In reviewing sequencing data for SARS-CoV-2 the team recognized certain motifs on the spike protein that were strongly suspected to bind to heparin. The team also tested how strongly three heparin variants binded to SARS-CoV-2 using computational modeling to determine specific sites where the compounds bind to the virus; results all confirmed that heparin is a promising candidate for the decoy strategy, and subsequently the team has initiated work on assessment of antiviral activity and cytotoxicity in mammalian cells.
“This isn’t the only virus that we’re going to confront in a pandemic,” Dordick said. “We don’t really have great antivirals, but this is a pathway forward. We need to be in a position where we understand how things like heparin and related compounds can block virus entry.”
The decoy strategy was previously demonstrated on viruses with mechanisms similar to SARS-CoV-2: A trap was created for dengue virus by attaching specific aptamers to tips and vertices of a five pointed star made of folded DNA, floating in the bloodstream the trap lights up when sprung to create the world’s most sensitive test for the mosquitoes borne disease. Before that a synthetic polymer was configured to match sialic acid latch points on influenza virus to reduce the influenza A mortality rate in mice from 100% to 25% over 14 days.

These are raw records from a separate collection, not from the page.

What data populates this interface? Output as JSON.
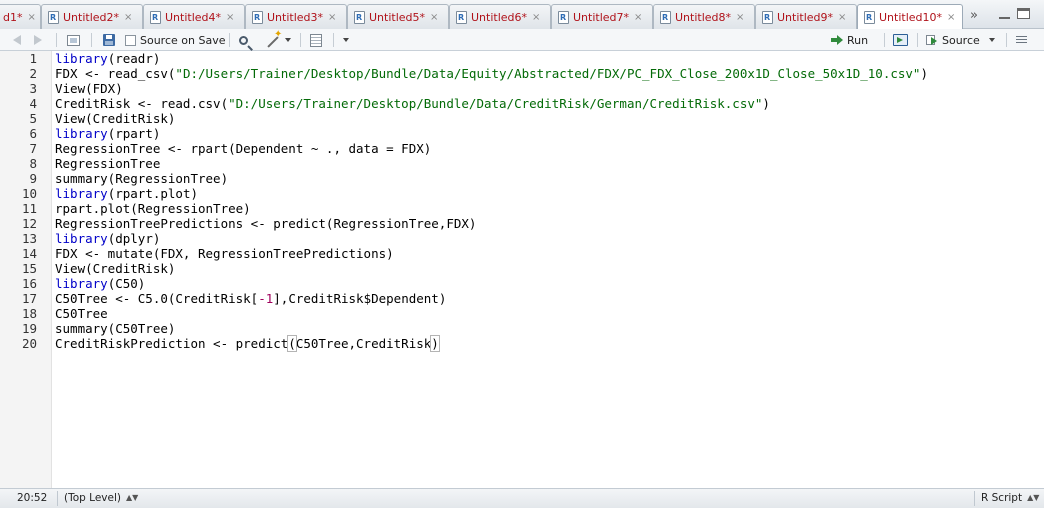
{
  "tabs": [
    {
      "label": "d1*",
      "active": false
    },
    {
      "label": "Untitled2*",
      "active": false
    },
    {
      "label": "Untitled4*",
      "active": false
    },
    {
      "label": "Untitled3*",
      "active": false
    },
    {
      "label": "Untitled5*",
      "active": false
    },
    {
      "label": "Untitled6*",
      "active": false
    },
    {
      "label": "Untitled7*",
      "active": false
    },
    {
      "label": "Untitled8*",
      "active": false
    },
    {
      "label": "Untitled9*",
      "active": false
    },
    {
      "label": "Untitled10*",
      "active": true
    }
  ],
  "tab_close_glyph": "×",
  "more_tabs_glyph": "»",
  "toolbar": {
    "source_on_save_label": "Source on Save",
    "run_label": "Run",
    "source_label": "Source"
  },
  "editor": {
    "line_numbers": [
      "1",
      "2",
      "3",
      "4",
      "5",
      "6",
      "7",
      "8",
      "9",
      "10",
      "11",
      "12",
      "13",
      "14",
      "15",
      "16",
      "17",
      "18",
      "19",
      "20"
    ],
    "lines": [
      "library(readr)",
      "FDX <- read_csv(\"D:/Users/Trainer/Desktop/Bundle/Data/Equity/Abstracted/FDX/PC_FDX_Close_200x1D_Close_50x1D_10.csv\")",
      "View(FDX)",
      "CreditRisk <- read.csv(\"D:/Users/Trainer/Desktop/Bundle/Data/CreditRisk/German/CreditRisk.csv\")",
      "View(CreditRisk)",
      "library(rpart)",
      "RegressionTree <- rpart(Dependent ~ ., data = FDX)",
      "RegressionTree",
      "summary(RegressionTree)",
      "library(rpart.plot)",
      "rpart.plot(RegressionTree)",
      "RegressionTreePredictions <- predict(RegressionTree,FDX)",
      "library(dplyr)",
      "FDX <- mutate(FDX, RegressionTreePredictions)",
      "View(CreditRisk)",
      "library(C50)",
      "C50Tree <- C5.0(CreditRisk[-1],CreditRisk$Dependent)",
      "C50Tree",
      "summary(C50Tree)",
      "CreditRiskPrediction <- predict(C50Tree,CreditRisk)"
    ]
  },
  "status": {
    "cursor_position": "20:52",
    "scope": "(Top Level)",
    "file_type": "R Script"
  },
  "icons": {
    "back": "back-arrow-icon",
    "forward": "forward-arrow-icon",
    "save": "save-icon",
    "find": "magnifier-icon",
    "code_tools": "magic-wand-icon",
    "run": "run-arrow-icon",
    "rerun": "rerun-icon",
    "source": "source-icon",
    "outline": "outline-menu-icon"
  },
  "colors": {
    "keyword": "#0000c8",
    "string": "#036a07",
    "number": "#a0005c",
    "tab_modified_label": "#b0121a"
  }
}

“This innovative approach to effectively trapping virusus is a prime example of how biotechnology approaches developed at Rensselaer are being brought forward to address challenging global health problems,” said Deepak Vashishth, the director of the Center for Biotechnology and Interdisciplinary Studies at Rensselaer, of which both Dordick and Linhardt are a part. “Professors Dordick and Linhardt have worked collaboratively across disciplines, and their research shows promise even beyond this current pandemic.“
“Characterization of glycosaminoglycan and novel coronavirus (SARS-CoV-2) spike glycoprotein binding interactions” was published in Antiviral Research. At Rensselaer, Linhardt and Dordick were joined in the research by Fuming Zhang, and also by researchers at the University of California San Diego, Duke University, and the University of George, Athens with support from the National Institutes of Health.